The transition of American Airlines continues with news that they are planning to eliminate their 24-hour hold option on revenue tickets in lieu of allowing customers to request a refund of a purchased ticket for up to 24 hours after purchase.
There were rumors about this change a few weeks ago, rumors that seemed likely to be true. But, American didn’t confirm them, instead saying the matter was still under consideration. They’ve since confirmed the rumors as true, enacting the change this past Friday.
Technology governs so much of what we do today, and so many systems are dependent on each other to work right. I’m not 100% sure that American was still exploring this decision a few weeks ago. They would have had to already started the tech process so that the new programming could be tested with all the various partners American works with.
View From The Wing notes that the hold feature would still be available for online purchases for a while longer. As of this morning, I can still see online hold as an option. That might be an indication that American really did make this decision very recently and hasn’t finished the tech, likely employing manual methods in the call center to both disallow the use of a 24-hour hold and manually process customer refunds within 24 hours.
After just finishing up with a devaluation, where various awards will now cost customers more miles, American is also stripping out benefits from folks who want to travel on cheaper fares when American matches the likes of Spirit Airlines.
They’re growing the Flagship lounge base and launching key new flights to Asia.
Does removing the free 24-hour hold option really make a marked difference for a company setting record profits?

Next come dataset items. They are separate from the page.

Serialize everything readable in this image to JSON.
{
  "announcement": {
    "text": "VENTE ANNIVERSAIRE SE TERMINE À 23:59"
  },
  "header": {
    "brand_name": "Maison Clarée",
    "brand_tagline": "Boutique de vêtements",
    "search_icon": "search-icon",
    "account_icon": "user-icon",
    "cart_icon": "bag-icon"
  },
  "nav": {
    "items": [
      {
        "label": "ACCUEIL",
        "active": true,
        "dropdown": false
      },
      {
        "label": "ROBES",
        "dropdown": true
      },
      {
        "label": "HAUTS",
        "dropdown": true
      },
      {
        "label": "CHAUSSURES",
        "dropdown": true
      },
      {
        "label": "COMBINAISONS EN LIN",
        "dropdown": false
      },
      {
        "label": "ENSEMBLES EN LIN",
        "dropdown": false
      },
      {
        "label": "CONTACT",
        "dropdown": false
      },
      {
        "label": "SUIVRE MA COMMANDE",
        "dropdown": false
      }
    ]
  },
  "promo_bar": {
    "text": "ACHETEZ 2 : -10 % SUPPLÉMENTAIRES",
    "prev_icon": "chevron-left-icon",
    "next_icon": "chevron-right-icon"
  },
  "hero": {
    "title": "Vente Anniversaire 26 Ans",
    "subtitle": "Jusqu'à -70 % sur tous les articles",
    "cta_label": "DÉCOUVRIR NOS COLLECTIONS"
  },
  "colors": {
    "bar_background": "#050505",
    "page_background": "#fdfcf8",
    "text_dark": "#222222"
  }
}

My best guess is that decisions like this were made pre-merger, but Doug Parker and Scott Kirby probably wanted to come in and try to build consensus around these decisions with the American leadership. US Airways did not offer 24-hour holds, instead offering the refund method to comply with DOT regulations. This is just the latest in a series of decisions that seem to have already been made. Maybe there have been some meetings where the US Airways leadership looked to AA folks to poke holes in their theory, but the train towards an exaggerated gap between top customers and everyone else is already well down the track.
American Airlines really is becoming a distinction between the “haves” and the “have nots”. Even at the top of the loyalty system, Executive Platinum status became less rewarding for customers who only earn 100,000 EQMs a year, reducing by 50% the new of systemwide upgrades they earn.
Awards got more expensive with the recent changes, this after an increase in AAnytime award pricing that used to be double the price of a standard award, and in some cases is now much higher.
People who buy the most expensive tickets will be rewarded with better in-flight products, more EQMs and better lounges. Those buying the cheapest seats will see significantly less benefits, and loyalty members generally may receive fewer miles under a revenue-based earning system.
But, what’s next?
I’ve got to think it’s further development of revenue-based redemption for awards. There were heavy rumors for years that US Airways was ready to move to a revenue-based loyalty program prior to their takeover of American Airlines. Delta is already way down this path, and they started where American is now, with a segmented award chart, more than the standard two categories travelers had gotten used to over the years.
American Airlines has presented many changes in the light that they are in line with their competition. The big 3 have, for many years, operated in a “me too” fashion when it comes to adopting changes.
True success in business usually involves causing significant disruption, charting a course that doesn’t quite match that of your competitors. Starwood owes a decent amount of their success to a business model that changed the way they looked at loyalty, making their program more rewarding than their competitors. They designed hotels that were different than the standard box you’d find in every city. They were edgier, more tech-heavy. I guess that makes for delicious irony that they were swallowed up by one of the most homogenized brands in the hotel industry.
American Airlines appears to have chosen their path. Now it’s time to wait and see if they’ll ultimately be successful copying many of the pages of their smaller competitors.